What Is "Experimental Philosophy"?
Appeals to intuition have been central to analytic philosophy since at least the 1970s. Epistemologists rely on our intuitive judgments about whether someone looking at a real barn in (unbeknownst to her) Fake Barn Country knows that it's a barn she's seeing. Ethicists rely on our intuitive judgments about whether it's wrong to push someone in front of a runaway streetcar, killing him in order to save five others. Philosophers of mind rely on our intuitions about whether a cleverly enough designed machine would be conscious.
Several years ago, a number of young philosophers decided they were fed up with philosophers' armchair claims about "our" intuitions (especially when those claims contradicted each other). Such claims are empirically testable, they said, so let's test them! Hence "experimental philosophy" as a movement was born.

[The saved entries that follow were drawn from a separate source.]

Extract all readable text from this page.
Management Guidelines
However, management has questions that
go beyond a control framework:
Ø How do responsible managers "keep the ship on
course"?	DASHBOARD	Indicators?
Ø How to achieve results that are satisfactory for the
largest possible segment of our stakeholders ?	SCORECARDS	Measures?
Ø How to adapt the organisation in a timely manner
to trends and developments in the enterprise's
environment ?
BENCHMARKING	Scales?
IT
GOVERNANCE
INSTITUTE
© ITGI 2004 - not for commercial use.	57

Experimental philosophy, so conceived, is a coherent and interesting movement -- even if it's debatable exactly how much polls of undergraduates about philosophical puzzles really tell us about deep philosophical questions.
But then the question arises: Some philosophers have done experiments that aren't a matter of polling intuitions. Should they, too, be called "experimental philosophers"? It turns out there aren't many such philosophers, but I happen to be one (e.g., this and this and this and this and this).
The consensus seems to be that "experimental philosophy" should be construed broadly to include people like me -- to include, basically, any philosopher who does experiments with an eye to philosophical issues. I'm honored to join the party (and the society and the blog and everything else!), but I'm concerned about this characterization of experimental philosophy. What if a psychologist runs an experiment with an eye to philosophical issues (as many have done)?
For example, I've given people beepers and asked about their stream of consciousness, with an eye to issues about the basic structure and epistemology of our experience (critiquing Descartes and James and Dennett and Siewert and many other philosophers). A psychologist could have done exactly the same thing, though -- and many have done similar things. If we count all such psychologists as experimental philosophers, then the movement is too big and broad to be a coherent entity. On the other hand, if we count me but not those psychologists, then it's hard to see how "experimental philosophy" could be a subdiscipline or movement defined by a set of research questions and methods. Instead, it would have to be some sort of sociologically defined movement in which departmental affiliation plays a key role. But is that what we want?